This is Boisssard's anthology of the figures to be encountered on Mount Partnassus, the metaphorical home of poetry, literature and the associated arts. Boissard (1528- 1602) was a French antiquary and poet, much travelled in his youth and who subsequently developed a taste for eccentric and evocative acquisitions to assemble a large rambling collection which he took back to France when he settled there in Metz. Much of the fun and nonsense of the Cabinet of Curiosities mentality is evident in this book. Much of its distinctive character comes from the single figure imagined with attributes realised by the engraver and artist Theodorus de Bry (1528 - 1598), one of most prolific of his profession in the sixteenth century. As a Protestant he had fled persecution. Between 1585 and 1588 he worked in London. In 1577 he settled in Antwerp. then in 1588 he and his family settled in Frankfurt.
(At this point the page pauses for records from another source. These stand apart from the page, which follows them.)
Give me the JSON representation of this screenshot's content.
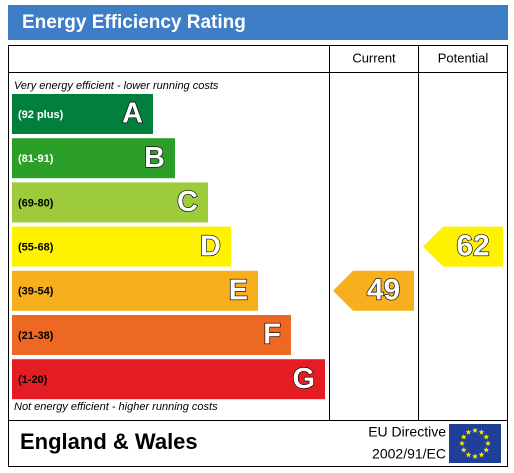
{
  "header": {
    "title": "Energy Efficiency Rating"
  },
  "columns": {
    "current": "Current",
    "potential": "Potential"
  },
  "top_note": "Very energy efficient - lower running costs",
  "bottom_note": "Not energy efficient - higher running costs",
  "bands": [
    {
      "range": "(92 plus)",
      "letter": "A",
      "color": "#007f3d",
      "text_color": "#ffffff"
    },
    {
      "range": "(81-91)",
      "letter": "B",
      "color": "#2c9f29",
      "text_color": "#ffffff"
    },
    {
      "range": "(69-80)",
      "letter": "C",
      "color": "#9dcb3c",
      "text_color": "#000000"
    },
    {
      "range": "(55-68)",
      "letter": "D",
      "color": "#fff200",
      "text_color": "#000000"
    },
    {
      "range": "(39-54)",
      "letter": "E",
      "color": "#f7af1d",
      "text_color": "#000000"
    },
    {
      "range": "(21-38)",
      "letter": "F",
      "color": "#ed6823",
      "text_color": "#000000"
    },
    {
      "range": "(1-20)",
      "letter": "G",
      "color": "#e31d23",
      "text_color": "#000000"
    }
  ],
  "current": {
    "value": 49,
    "label": "49"
  },
  "potential": {
    "value": 62,
    "label": "62"
  },
  "footer": {
    "region": "England & Wales",
    "directive_line1": "EU Directive",
    "directive_line2": "2002/91/EC"
  }
}
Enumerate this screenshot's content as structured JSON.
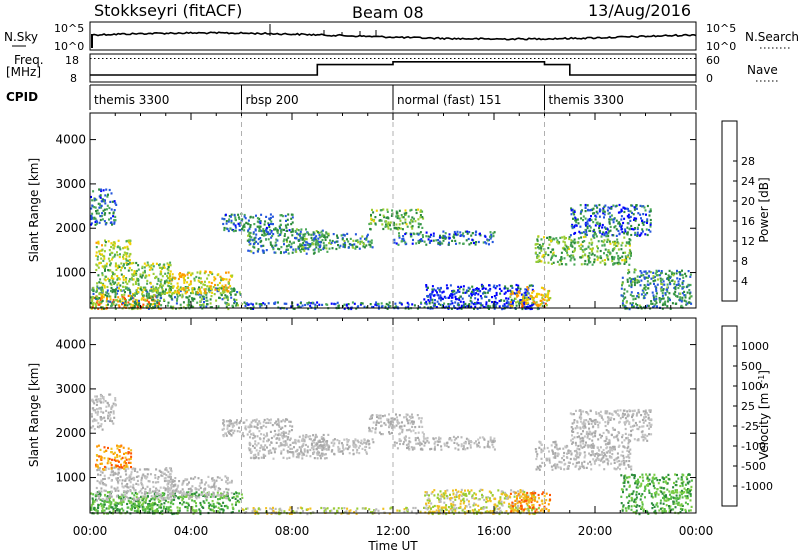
{
  "header": {
    "station": "Stokkseyri (fitACF)",
    "beam": "Beam 08",
    "date": "13/Aug/2016"
  },
  "noise_panel": {
    "left_label": "N.Sky",
    "right_label": "N.Search",
    "left_ticks": [
      "10^5",
      "10^0"
    ],
    "right_ticks": [
      "10^5",
      "10^0"
    ]
  },
  "freq_panel": {
    "left_label_1": "Freq.",
    "left_label_2": "[MHz]",
    "right_label": "Nave",
    "left_ticks": [
      "18",
      "8"
    ],
    "right_ticks": [
      "60",
      "0"
    ],
    "freq_steps": [
      {
        "from": 0,
        "to": 9,
        "level": 0.25
      },
      {
        "from": 9,
        "to": 12,
        "level": 0.62
      },
      {
        "from": 12,
        "to": 18,
        "level": 0.72
      },
      {
        "from": 18,
        "to": 19,
        "level": 0.62
      },
      {
        "from": 19,
        "to": 24,
        "level": 0.25
      }
    ],
    "nave_level": 0.84
  },
  "cpid": {
    "label": "CPID",
    "segments": [
      {
        "start": 0,
        "text": "themis 3300"
      },
      {
        "start": 6,
        "text": "rbsp 200"
      },
      {
        "start": 12,
        "text": "normal (fast) 151"
      },
      {
        "start": 18,
        "text": "themis 3300"
      }
    ]
  },
  "chart_data": [
    {
      "type": "heatmap",
      "name": "power",
      "ylabel": "Slant Range [km]",
      "xlabel": "",
      "x_range_hours": [
        0,
        24
      ],
      "ylim": [
        200,
        4600
      ],
      "y_ticks": [
        "1000",
        "2000",
        "3000",
        "4000"
      ],
      "colorbar": {
        "label": "Power [dB]",
        "ticks": [
          "4",
          "8",
          "12",
          "16",
          "20",
          "24",
          "28"
        ],
        "colors": [
          "#0000ff",
          "#2255dd",
          "#2a8a3a",
          "#4aa858",
          "#9acd32",
          "#f0d000",
          "#ff9900",
          "#ff5500",
          "#ff0000"
        ]
      },
      "echo_regions": [
        {
          "x0": 0.0,
          "x1": 2.8,
          "y0": 200,
          "y1": 500,
          "level": 0.72
        },
        {
          "x0": 0.0,
          "x1": 6.0,
          "y0": 200,
          "y1": 700,
          "level": 0.35
        },
        {
          "x0": 0.2,
          "x1": 3.2,
          "y0": 500,
          "y1": 1250,
          "level": 0.45
        },
        {
          "x0": 0.2,
          "x1": 1.6,
          "y0": 1200,
          "y1": 1750,
          "level": 0.5
        },
        {
          "x0": 3.0,
          "x1": 5.6,
          "y0": 550,
          "y1": 1050,
          "level": 0.6
        },
        {
          "x0": 5.2,
          "x1": 8.0,
          "y0": 1950,
          "y1": 2350,
          "level": 0.25
        },
        {
          "x0": 6.2,
          "x1": 9.4,
          "y0": 1450,
          "y1": 2000,
          "level": 0.3
        },
        {
          "x0": 8.2,
          "x1": 11.2,
          "y0": 1550,
          "y1": 1900,
          "level": 0.3
        },
        {
          "x0": 11.0,
          "x1": 13.2,
          "y0": 2000,
          "y1": 2450,
          "level": 0.4
        },
        {
          "x0": 12.0,
          "x1": 16.0,
          "y0": 1650,
          "y1": 1950,
          "level": 0.25
        },
        {
          "x0": 6.0,
          "x1": 18.0,
          "y0": 200,
          "y1": 350,
          "level": 0.2
        },
        {
          "x0": 13.2,
          "x1": 17.6,
          "y0": 200,
          "y1": 750,
          "level": 0.15
        },
        {
          "x0": 16.6,
          "x1": 18.2,
          "y0": 250,
          "y1": 700,
          "level": 0.65
        },
        {
          "x0": 17.6,
          "x1": 21.4,
          "y0": 1200,
          "y1": 1850,
          "level": 0.4
        },
        {
          "x0": 19.0,
          "x1": 22.2,
          "y0": 1850,
          "y1": 2550,
          "level": 0.22
        },
        {
          "x0": 21.0,
          "x1": 23.8,
          "y0": 200,
          "y1": 1100,
          "level": 0.3
        },
        {
          "x0": 0.0,
          "x1": 1.0,
          "y0": 2100,
          "y1": 2900,
          "level": 0.25
        }
      ]
    },
    {
      "type": "heatmap",
      "name": "velocity",
      "ylabel": "Slant Range [km]",
      "xlabel": "Time UT",
      "x_range_hours": [
        0,
        24
      ],
      "x_ticks": [
        "00:00",
        "04:00",
        "08:00",
        "12:00",
        "16:00",
        "20:00",
        "00:00"
      ],
      "ylim": [
        200,
        4600
      ],
      "y_ticks": [
        "1000",
        "2000",
        "3000",
        "4000"
      ],
      "colorbar": {
        "label": "Velocity [m s",
        "label_sup": "-1",
        "label_end": "]",
        "ticks": [
          "1000",
          "500",
          "100",
          "25",
          "-25",
          "-100",
          "-500",
          "-1000"
        ],
        "colors": [
          "#1030c0",
          "#3060c8",
          "#2a8a3a",
          "#55bb44",
          "#bbbbbb",
          "#f0c020",
          "#ff9900",
          "#ff5500",
          "#ff0000"
        ]
      },
      "echo_regions": [
        {
          "x0": 0.0,
          "x1": 2.8,
          "y0": 200,
          "y1": 500,
          "class": "green"
        },
        {
          "x0": 0.0,
          "x1": 6.0,
          "y0": 200,
          "y1": 700,
          "class": "green"
        },
        {
          "x0": 0.2,
          "x1": 3.2,
          "y0": 500,
          "y1": 1250,
          "class": "gray"
        },
        {
          "x0": 0.2,
          "x1": 1.6,
          "y0": 1200,
          "y1": 1750,
          "class": "orange"
        },
        {
          "x0": 3.0,
          "x1": 5.6,
          "y0": 550,
          "y1": 1050,
          "class": "gray"
        },
        {
          "x0": 5.2,
          "x1": 8.0,
          "y0": 1950,
          "y1": 2350,
          "class": "gray"
        },
        {
          "x0": 6.2,
          "x1": 9.4,
          "y0": 1450,
          "y1": 2000,
          "class": "gray"
        },
        {
          "x0": 8.2,
          "x1": 11.2,
          "y0": 1550,
          "y1": 1900,
          "class": "gray"
        },
        {
          "x0": 11.0,
          "x1": 13.2,
          "y0": 2000,
          "y1": 2450,
          "class": "gray"
        },
        {
          "x0": 12.0,
          "x1": 16.0,
          "y0": 1650,
          "y1": 1950,
          "class": "gray"
        },
        {
          "x0": 6.0,
          "x1": 18.0,
          "y0": 200,
          "y1": 350,
          "class": "yellow"
        },
        {
          "x0": 13.2,
          "x1": 17.6,
          "y0": 200,
          "y1": 750,
          "class": "yellow"
        },
        {
          "x0": 16.6,
          "x1": 18.2,
          "y0": 250,
          "y1": 700,
          "class": "orange"
        },
        {
          "x0": 17.6,
          "x1": 21.4,
          "y0": 1200,
          "y1": 1850,
          "class": "gray"
        },
        {
          "x0": 19.0,
          "x1": 22.2,
          "y0": 1850,
          "y1": 2550,
          "class": "gray"
        },
        {
          "x0": 21.0,
          "x1": 23.8,
          "y0": 200,
          "y1": 1100,
          "class": "green"
        },
        {
          "x0": 0.0,
          "x1": 1.0,
          "y0": 2100,
          "y1": 2900,
          "class": "gray"
        }
      ]
    }
  ]
}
De Bry wrote in the Foreword to Icones quinquaginta virorum illustrium (1597): "I was the offspring of parents born to an honourable station and in the first rank among the more honoured citizens of Liege. But stripped of all these belongings by accidents, cheats, and ill luck and by the depredations of robbers, I had to contend against adverse fortune so that only by my art could I fend for myself. Art alone remained to me of the ample patrimony left me by my parents. On that neither robbers nor the rapacious bands of thieves could lay hands. Art restored my former wealth and reputation, and has never failed me, its tireless devotee." He is justly celebrated for his visualisations of the distant and mysterious civilisations of North America (from the watercolours oif John White). His Book of Emblems is another sizeable achievement and a popular publishing success.